La Palma volcano latest news – will Cumbre Vieja erupt and could it trigger a tsunami that hits the UK?
Concerns have been growing after a series of hundreds of mini earthquakes in La Palma in the Canary Islands
Concerns have been growing after a series of hundreds of mini earthquakes in La Palma in the Canary Islands
FEARS are growing that a volcano on the popular Brit tourist destination of La Palma could be on the verge of erupting.
More than 40 mini earthquakes in 48 hours were recently recorded on the island sparking large tremors coming from the active Cumbre Vieja volcano.

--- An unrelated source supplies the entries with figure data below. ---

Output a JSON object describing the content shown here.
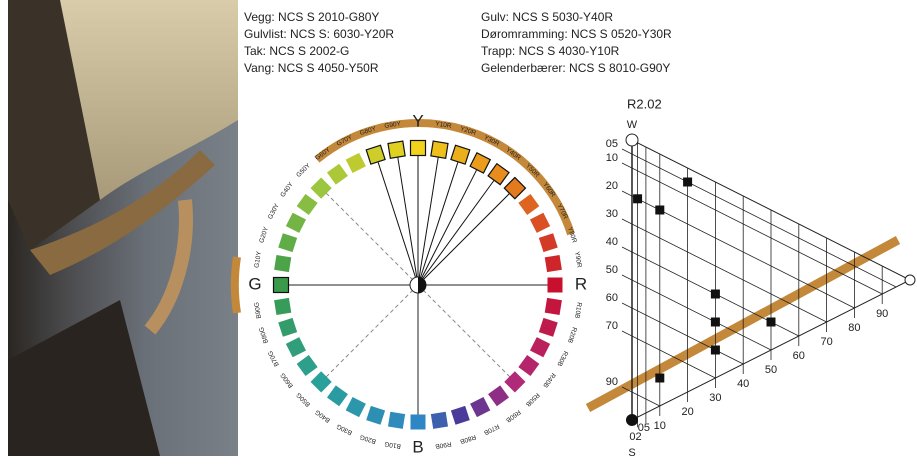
{
  "specs": [
    "Vegg: NCS S 2010-G80Y",
    "Gulvlist: NCS S: 6030-Y20R",
    "Tak: NCS S 2002-G",
    "Vang: NCS S 4050-Y50R",
    "Gulv: NCS S 5030-Y40R",
    "Døromramming: NCS S 0520-Y30R",
    "Trapp: NCS S 4030-Y10R",
    "Gelenderbærer: NCS S 8010-G90Y"
  ],
  "circle": {
    "hues": [
      "Y",
      "Y10R",
      "Y20R",
      "Y30R",
      "Y40R",
      "Y50R",
      "Y60R",
      "Y70R",
      "Y80R",
      "Y90R",
      "R",
      "R10B",
      "R20B",
      "R30B",
      "R40B",
      "R50B",
      "R60B",
      "R70B",
      "R80B",
      "R90B",
      "B",
      "B10G",
      "B20G",
      "B30G",
      "B40G",
      "B50G",
      "B60G",
      "B70G",
      "B80G",
      "B90G",
      "G",
      "G10Y",
      "G20Y",
      "G30Y",
      "G40Y",
      "G50Y",
      "G60Y",
      "G70Y",
      "G80Y",
      "G90Y"
    ],
    "highlighted": [
      38,
      39,
      0,
      1,
      2,
      3,
      4,
      5
    ]
  },
  "triangle": {
    "title": "R2.02",
    "white": "W",
    "black": "S",
    "blackness_ticks": [
      {
        "value": 5,
        "label": "05"
      },
      10,
      20,
      30,
      40,
      50,
      60,
      70,
      90
    ],
    "chromaticness_ticks": [
      {
        "value": 2,
        "label": "02"
      },
      {
        "value": 5,
        "label": "05"
      },
      10,
      20,
      30,
      40,
      50,
      60,
      70,
      80,
      90
    ],
    "points": [
      {
        "s": 20,
        "c": 2
      },
      {
        "s": 20,
        "c": 10
      },
      {
        "s": 60,
        "c": 30
      },
      {
        "s": 40,
        "c": 50
      },
      {
        "s": 50,
        "c": 30
      },
      {
        "s": 5,
        "c": 20
      },
      {
        "s": 40,
        "c": 30
      },
      {
        "s": 80,
        "c": 10
      }
    ]
  }
}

Here's the latest news...
Cumbre Vieja, on La Palma near the tourist hotspot of Tenerife, is the most active volcano in the Canary Islands.
It has recently been rocked by dozens of seismic movements of low magnitude between 1.5 and 2.7.
More than 40 mini quakes struck in 48 hours between October 7 and 9.
The largest of the tremors registered 2.7 on the Richter scale and struck 17.4 miles underground.
Hundreds more rocked the tinderbox island in jusy 15 hours from October 13-14.
The quakes have sparked fears the island's huge Cumbre Vieja, which means "Old Summit", could blow.
As concerns grew, a team of scientists was reportedly rushed in to monitor the murmurming mountain.
According to , the boffins will sample underground water to meaure PH levels, conductivity, temperature and radon dissolved gas activitiy.
Experts from the National Geographic Institute have also been monitoring the site.
Geologists are taking CO2 gas samples and studying the structure and strength of the volcano.
The last time the volcano erupted was in 1971. But La Palma is considered to be the most active island in the archipelago.
The tremors in October sparked panic among La Palma's 86,000 residents, with volcano experts labelling the tremor activity as "a seismic swarm".
Experts have warned if the huge volcano erupts, it will collapse into the sea – sparking an 80ft tsunami tidal wave that would engulf Spain, Britain and the east coast of the US.
But geologist Professor Iain Stewart said people in Britain should not be living in fear of a devastating mega tsunami sweeping towards our coast.
He said: "I'm not going to say it's rubbish - but it hasn't happened since the beginning of civilisation.
"The short answer is that it's not happened in the last 10,000 years. At the moment there is definitely nothing to be disturbed about."
It's conceivable that the UK could be hit by a tsunami caused by the volatile volcano in La Palma, though debate rages about how big the Palma one would be by the time it reached Britain.
Professor David Tappin, a tsunami specialist at the British Geological Survey, told Sun Online: "The UK has been impacted by tsunamis in the past.
"Their major hazard is that they can be generated at one location and then they can travel long distances across the ocean and still be dangerous."
"It has been suggested that a collapse at Cumbre Vieja would generate a dangerous tsunami locally, but also that it would travel outwards."
Prof Tappin said that were a tsunami to strike the southern coast of Britain, the waves could reach about two metres.
Waves of that height could overpower anyone standing on a beach and flood inlets along the south coast.
it wouldn't be the first time that Britain was engulfed by a tsunami.
Around 8,000 years ago, a terrifying 30-metre tsunami came from an underwater landslide near Norway, killing untold numbers of unsuspecting people in its path and reaching as far as the Shetlands.
If the UK ever faced freak 30-metre waves again, we would see a tsunami so huge that it would crash around a third of the way up Big Ben, standing at 100 metres.